Smooths updates: Averages out noisy gradients → more stable direction
Accelerates convergence（加速收敛）: Builds up speed in consistent downhill directions
Escapes shallow local minima（局部最小值）: Momentum carries the ball through small bumps

Key Optimizers Quick Reference

Optimizer Comparison

Optimizer	Mechanism	When to Use
SGD（随机梯度下降）	Fixed learning rate, uniform for all parameters	Baseline; simple problems; when you want full control
SGD + Momentum（动量）	Accumulates past gradients (velocity term), smooths updates	Noisy gradients; saddle points（鞍点）; most standard training
RMSProp	Adapts lr per-parameter using running average of squared gradients — divides by √(avg of grad²)	Non-stationary problems; RNNs; uneven gradient scales
Adam	Combines momentum (1st moment) + RMSProp (2nd moment) — adaptive（自适应） lr with momentum smoothing	Best default choice; fast convergence; works well out-of-the-box for most tasks

Why Adam is the go-to optimizer (2024 Q7 — "better optimisers"): Adam adapts the learning rate for each parameter individually. Parameters with large gradients get smaller steps; parameters with small gradients get larger steps. This is especially helpful for deep networks where gradient magnitudes vary wildly across layers — it directly mitigates the vanishing/exploding gradient problem（梯度消失/梯度爆炸） at the optimiser level.

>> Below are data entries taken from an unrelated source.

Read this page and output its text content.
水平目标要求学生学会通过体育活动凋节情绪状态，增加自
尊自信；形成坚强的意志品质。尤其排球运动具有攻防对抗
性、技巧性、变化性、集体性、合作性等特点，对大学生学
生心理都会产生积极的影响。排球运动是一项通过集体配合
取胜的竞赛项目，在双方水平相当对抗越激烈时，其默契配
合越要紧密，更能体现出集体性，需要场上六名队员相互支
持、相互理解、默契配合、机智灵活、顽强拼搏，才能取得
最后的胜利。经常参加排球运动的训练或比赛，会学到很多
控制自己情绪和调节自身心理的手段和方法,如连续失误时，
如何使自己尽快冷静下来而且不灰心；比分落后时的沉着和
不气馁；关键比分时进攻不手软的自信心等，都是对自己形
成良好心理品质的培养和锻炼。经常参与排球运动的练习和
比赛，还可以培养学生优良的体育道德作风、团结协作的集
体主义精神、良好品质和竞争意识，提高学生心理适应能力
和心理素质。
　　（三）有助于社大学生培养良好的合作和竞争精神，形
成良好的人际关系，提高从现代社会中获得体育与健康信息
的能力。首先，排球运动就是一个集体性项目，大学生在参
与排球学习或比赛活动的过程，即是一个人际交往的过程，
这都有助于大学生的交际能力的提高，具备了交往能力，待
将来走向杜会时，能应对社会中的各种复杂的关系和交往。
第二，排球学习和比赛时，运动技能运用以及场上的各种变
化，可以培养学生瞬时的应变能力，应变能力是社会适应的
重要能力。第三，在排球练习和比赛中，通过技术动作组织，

When SGD still wins: For very large-scale training (e.g., ImageNet), well-tuned SGD + momentum + lr schedule can generalise better than Adam. Adam sometimes converges to sharper minima, while SGD finds flatter (more generalisable) minima.

Past Exam Questions

2025 Q4 [4m]: Match 4 loss curves to learning rates 0.5, 0.1, 0.01, 0.001. Justify each. 2024 Q4 [4m]: (1) Give LR schedule example + why beneficial. (2) Explain momentum.

中文思维 → 英文输出

你脑中的中文想法	考试中应该写的英文
loss在震荡上升，学习率太大	"The loss curve diverges, indicating the learning rate is too high — the gradient updates overshoot the minimum."
loss下降很慢	"The loss decreases very slowly, suggesting the learning rate is too small."
学习率衰减好处	"A learning rate schedule allows fast initial convergence while enabling fine-tuning near the optimum."
动量能平滑更新	"Momentum smooths the optimisation trajectory by maintaining an exponentially decaying average of past gradients."
Adam是最好的默认选择	"Adam is an effective default optimiser as it adapts the learning rate per parameter."
曲线先降后升，过拟合了	"The validation loss initially decreases then increases, indicating the onset of overfitting."
这条曲线收敛到一个比较高的值	"The loss converges to a suboptimal value, suggesting the learning rate is slightly too high, causing the updates to overshoot."

本章 Chinglish 纠正

Chinglish (avoid)	Correct English
"The learning rate is too much"	"The learning rate is too high"
"Loss is going up means overfitting"	"A diverging loss indicates the learning rate is too high, not overfitting"
"Adam is the best optimizer"	"Adam is generally an effective default choice" (hedge appropriately in academic writing)
"The curve is vibrating"	"The loss curve oscillates"
"Learning rate should be decay"	"A learning rate schedule should be applied"
"Momentum can help the speed"	"Momentum accelerates convergence by smoothing the gradient updates"

Whiteboard Self-Test

Can you draw 4 loss curves for different learning rates and label each?
Can you explain why a diverging loss curve means the lr is too high?
Can you name one LR schedule and explain why it helps?
Can you explain momentum in your own words (not just the formula)?